Of course, even with Gronkowski out of the lineup, everyone is aware of what Brady can do on the big stage. Brady has started six AFC championship games as the Patriots' quarterback -- he has won five.
That success raises the stakes for Joe Flacco, who answered his critics in a big way Saturday by not only beating Manning but rallying his team late to do so. He actually topped Brady head-to-head during the 2012 AFC title game, though the final score did not represent that performance.
Will this come down to the run games? Ray Rice mustered just 67 yards on 21 carries in Foxboro a year ago, but he has Pierce at his side now (and Vonta Leach blocking for him); New England has kicked its ground attack up a few notches this season, with Stevan Ridley, Shane Vereen and Danny Woodhead grinding out yards.
New England will be favored in this one. That hardly mattered in 2012, when Billy Cundiff's untimely miss punched New England's Super Bowl ticket.
Would a San Francisco-Seattle NFC championship game, with Russell Wilson and Colin Kaepernick going toe-to-toe, have been a blast?
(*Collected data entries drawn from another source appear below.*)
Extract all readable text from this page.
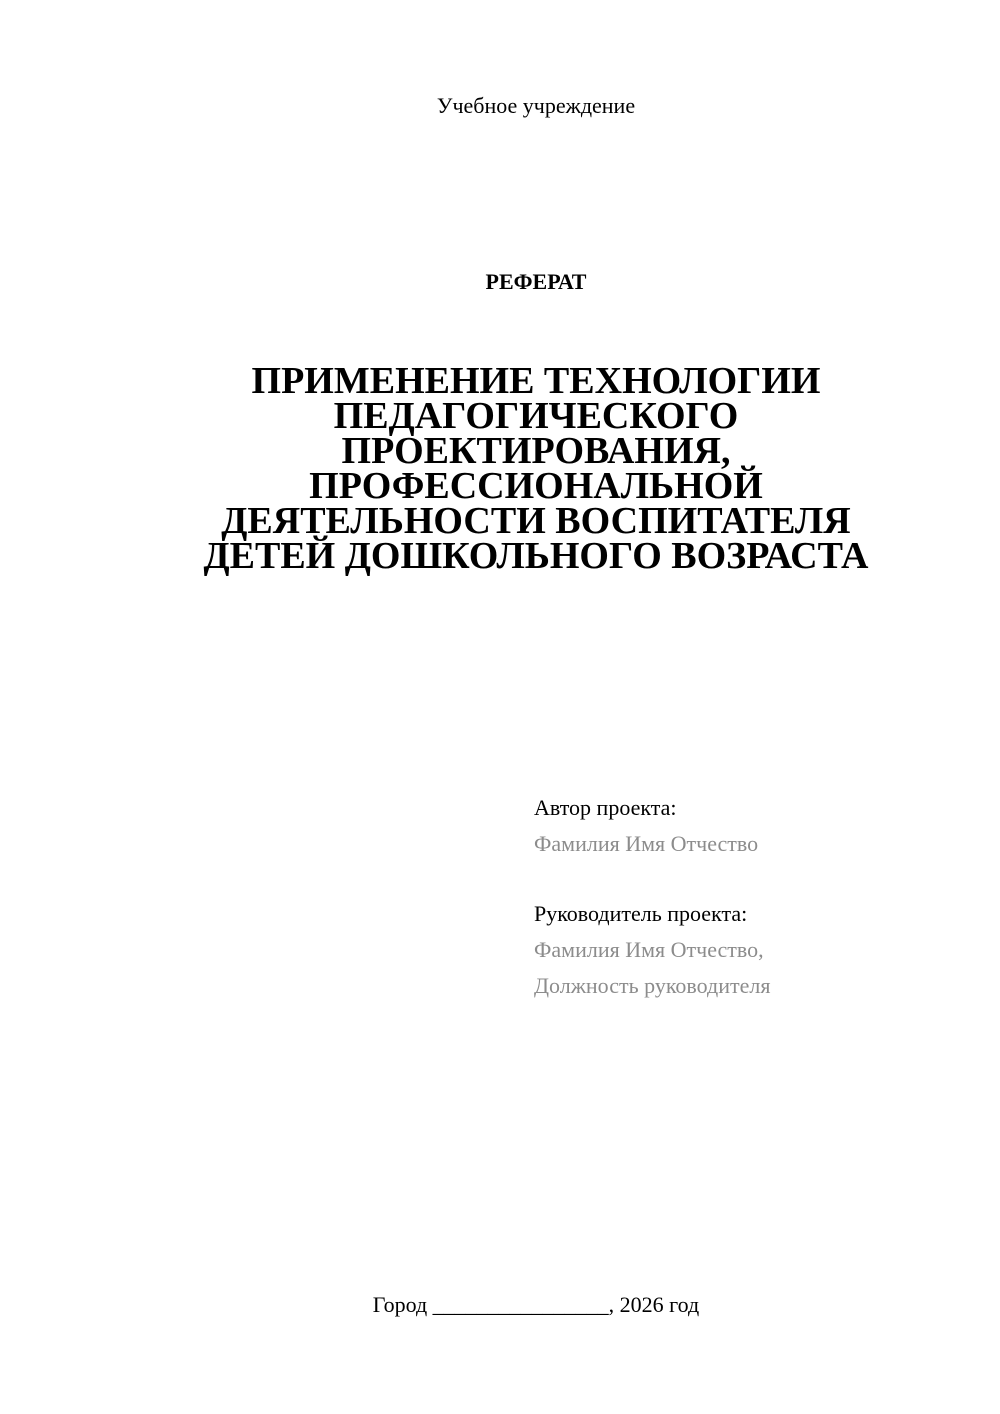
Учебное учреждение
РЕФЕРАТ
ПРИМЕНЕНИЕ ТЕХНОЛОГИИ
ПЕДАГОГИЧЕСКОГО
ПРОЕКТИРОВАНИЯ,
ПРОФЕССИОНАЛЬНОЙ
ДЕЯТЕЛЬНОСТИ ВОСПИТАТЕЛЯ
ДЕТЕЙ ДОШКОЛЬНОГО ВОЗРАСТА
Автор проекта:
Фамилия Имя Отчество
Руководитель проекта:
Фамилия Имя Отчество,
Должность руководителя
Город ________________, 2026 год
You bet.
But this matchup could be pretty dynamite itself.
The Falcons finally got the postseason monkey off their backs Sunday, thanks to a late Matt Bryant field goal -- not to mention a couple of key completions by Matt Ryan, whose credentials as a top-flight NFL quarterback had been questioned.
Lewis' pending retirement has generated a great deal of buzz this playoff season, but Atlanta tight end Tony Gonzalez is right there with him. Gonzalez said he's "95 percent" sure he'll retire after this season, so every game out could be his last. He and San Francisco tight end Vernon Davis might put up a tantalizing back-and-forth in this one.
Atlanta unveiled a surprisingly potent rushing attack Sunday, with Michael Turner and Jacquizz Rodgers gashing Seattle's defense. The Falcons would love to repeat that success next week, plus add in plenty of Gonzalez, Roddy White and Julio Jones.
This outcome, however, could rest with how well Atlanta can formulate a scheme to slow Colin Kaepernick and his potent 49ers' attack. Kaepernick shredded the Packers on Saturday -- a record-setting performance that left Green Bay's defense absolutely reeling.